Does Cancer Make Us Cowardly?
“How many of us would love to run away from our disease? From the treatments, the side effects, the pain? ... We can't run away. So we are left with only one choice. Stand and face it. ”
I was watching an old episode of Boston Legal the other day. I won't try to summarize the plot, but a cancer patient was on the stand in a trial. In the course of his testimony, he said, "Cancer makes cowards of us all." It's one of those lines that grabs your attention. It was clearly meant to. And I kept thinking about it long after I was done with the episode.

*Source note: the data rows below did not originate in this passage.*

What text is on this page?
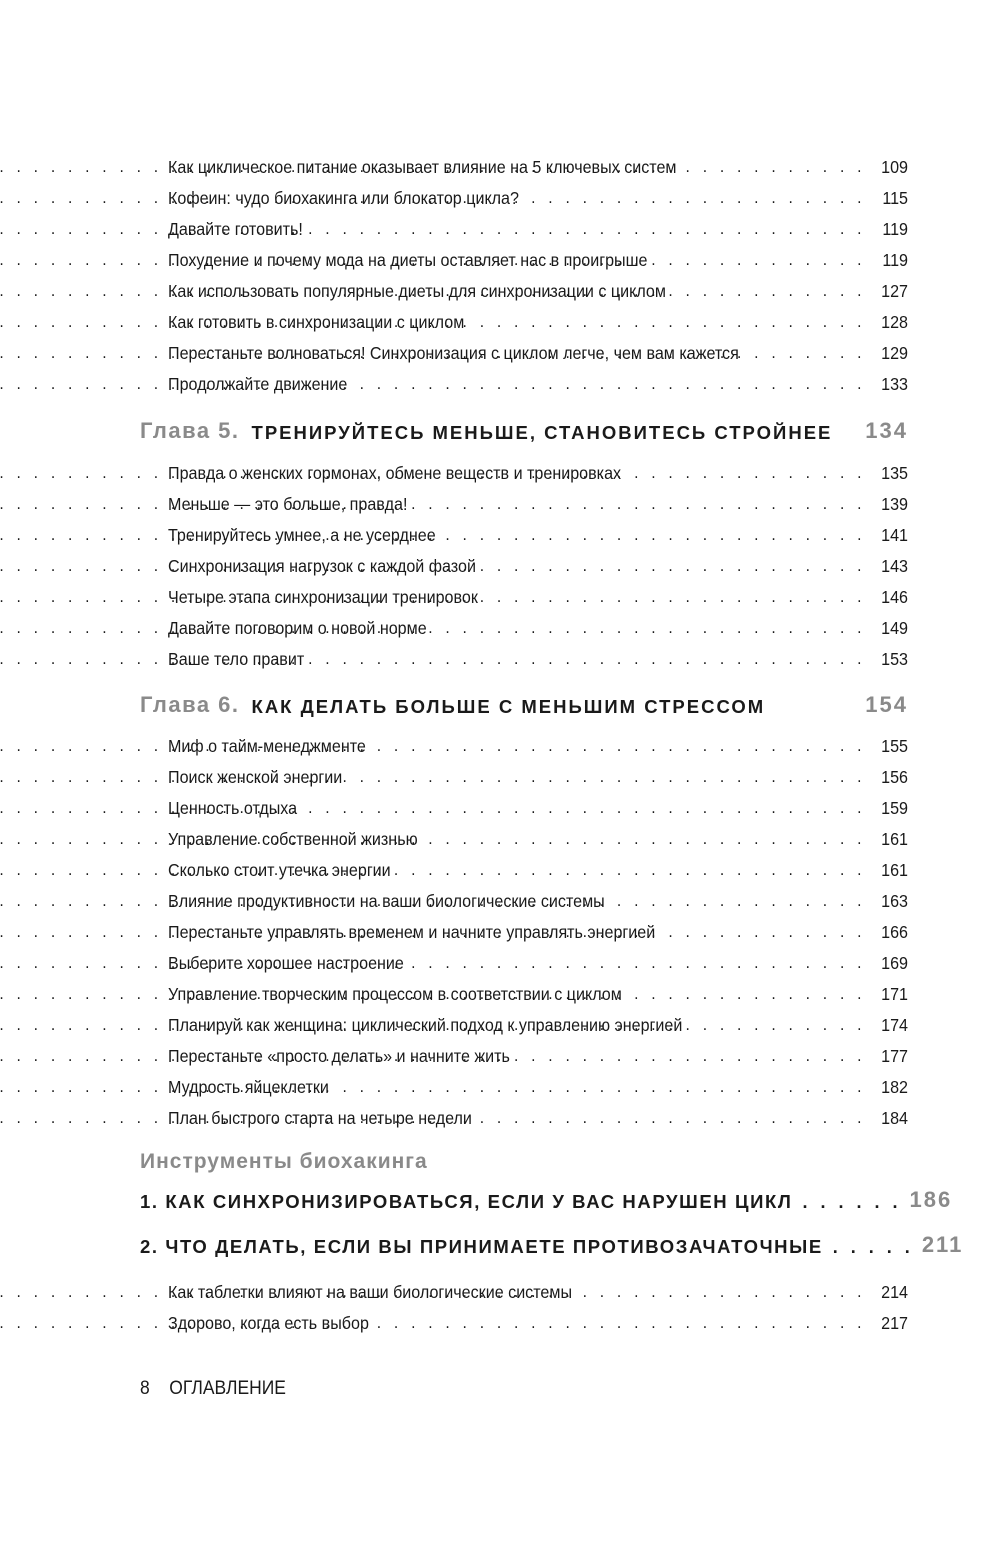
Как циклическое питание оказывает влияние на 5 ключевых систем . . .	109
Кофеин: чудо биохакинга или блокатор цикла? . . .	115
Давайте готовить! . . .	119
Похудение и почему мода на диеты оставляет нас в проигрыше . . .	119
Как использовать популярные диеты для синхронизации с циклом . . .	127
Как готовить в синхронизации с циклом . . .	128
Перестаньте волноваться! Синхронизация с циклом легче, чем вам кажется . . .	129
Продолжайте движение . . .	133
Глава 5. ТРЕНИРУЙТЕСЬ МЕНЬШЕ, СТАНОВИТЕСЬ СТРОЙНЕЕ	134
Правда о женских гормонах, обмене веществ и тренировках . . .	135
Меньше — это больше, правда! . . .	139
Тренируйтесь умнее, а не усерднее . . .	141
Синхронизация нагрузок с каждой фазой . . .	143
Четыре этапа синхронизации тренировок . . .	146
Давайте поговорим о новой норме . . .	149
Ваше тело правит . . .	153
Глава 6. КАК ДЕЛАТЬ БОЛЬШЕ С МЕНЬШИМ СТРЕССОМ	154
Миф о тайм-менеджменте . . .	155
Поиск женской энергии . . .	156
Ценность отдыха . . .	159
Управление собственной жизнью . . .	161
Сколько стоит утечка энергии . . .	161
Влияние продуктивности на ваши биологические системы . . .	163
Перестаньте управлять временем и начните управлять энергией . . .	166
Выберите хорошее настроение . . .	169
Управление творческим процессом в соответствии с циклом . . .	171
Планируй как женщина: циклический подход к управлению энергией . . .	174
Перестаньте «просто делать» и начните жить . . .	177
Мудрость яйцеклетки . . .	182
План быстрого старта на четыре недели . . .	184
Инструменты биохакинга
1. КАК СИНХРОНИЗИРОВАТЬСЯ, ЕСЛИ У ВАС НАРУШЕН ЦИКЛ . . . . . . 186
2. ЧТО ДЕЛАТЬ, ЕСЛИ ВЫ ПРИНИМАЕТЕ ПРОТИВОЗАЧАТОЧНЫЕ . . . . . 211
Как таблетки влияют на ваши биологические системы . . .	214
Здорово, когда есть выбор . . .	217
8 ОГЛАВЛЕНИЕ
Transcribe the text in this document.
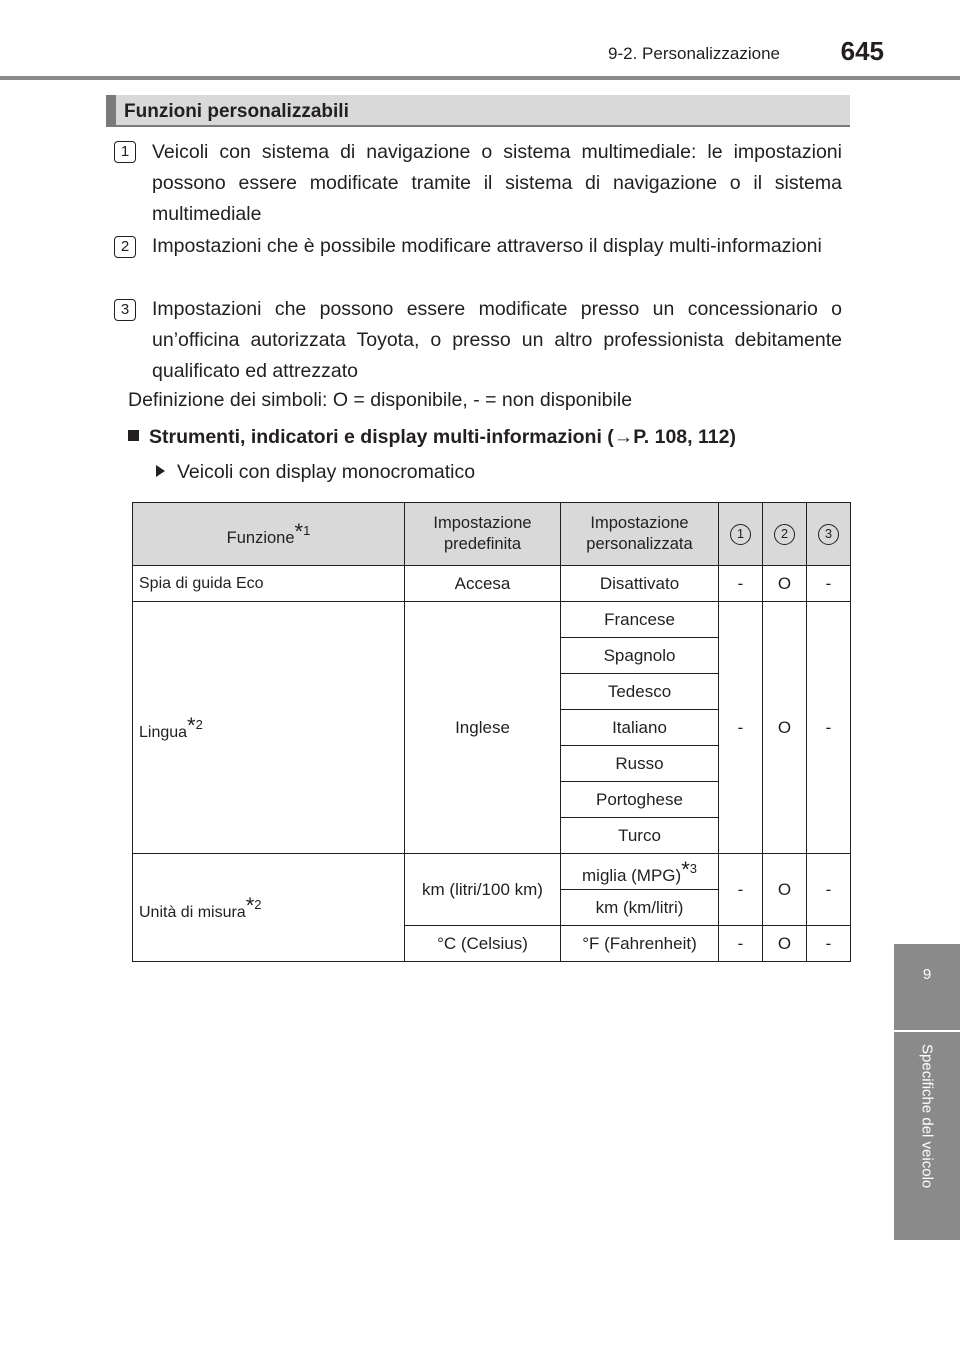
9-2. Personalizzazione 645
9
Specifiche del veicolo
Funzioni personalizzabili
1	Veicoli con sistema di navigazione o sistema multimediale: le impostazioni possono essere modificate tramite il sistema di navigazione o il sistema multimediale
2	Impostazioni che è possibile modificare attraverso il display multi-informazioni
3	Impostazioni che possono essere modificate presso un concessionario o un’officina autorizzata Toyota, o presso un altro professionista debitamente qualificato ed attrezzato
Definizione dei simboli: O = disponibile, - = non disponibile
Strumenti, indicatori e display multi-informazioni (→P. 108, 112)
Veicoli con display monocromatico
Funzione*$^1$	Impostazione predefinita	Impostazione personalizzata	1	2	3
Spia di guida Eco	Accesa	Disattivato	-	O	-
Lingua*$^2$	Inglese	Francese	-	O	-
		Spagnolo			
		Tedesco			
		Italiano			
		Russo			
		Portoghese			
		Turco			
Unità di misura*$^2$	km (litri/100 km)	miglia (MPG)*$^3$	-	O	-
		km (km/litri)			
	°C (Celsius)	°F (Fahrenheit)	-	O	-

I think it's wrong. Wrong meaning incorrect, not morally wrong. Cancer, as we all know far too well, is scary. It's more than scary, it's terrifying. It's worse than any horror movie out there. Sometimes the fear it brings can be almost paralyzing. Except that it's not. I think cancer tries to make cowards of us all. And fails.
To me, a coward is someone who runs away, who fails to act out of fear. No cancer patient is a coward, for one very simple reason. We're not allowed to be. How many of us would love to run away from our disease? From the treatments, the side effects, the pain? At some point, we have all felt that. But it's just not one of the options. We can't run away. So we are left with only one choice. Stand and face it.
We've talked before about how often people tell us how brave we are. I don't think that's right either. We are challenged by this disease, and we rise to the challenge because there really is no other choice. People are much stronger than they think. It's just that many people are never tested.
My cancer has scared me. It scares me pretty much on a daily basis. It scares me when it hides, when it grows, when it surprises me. But make me a coward? Never.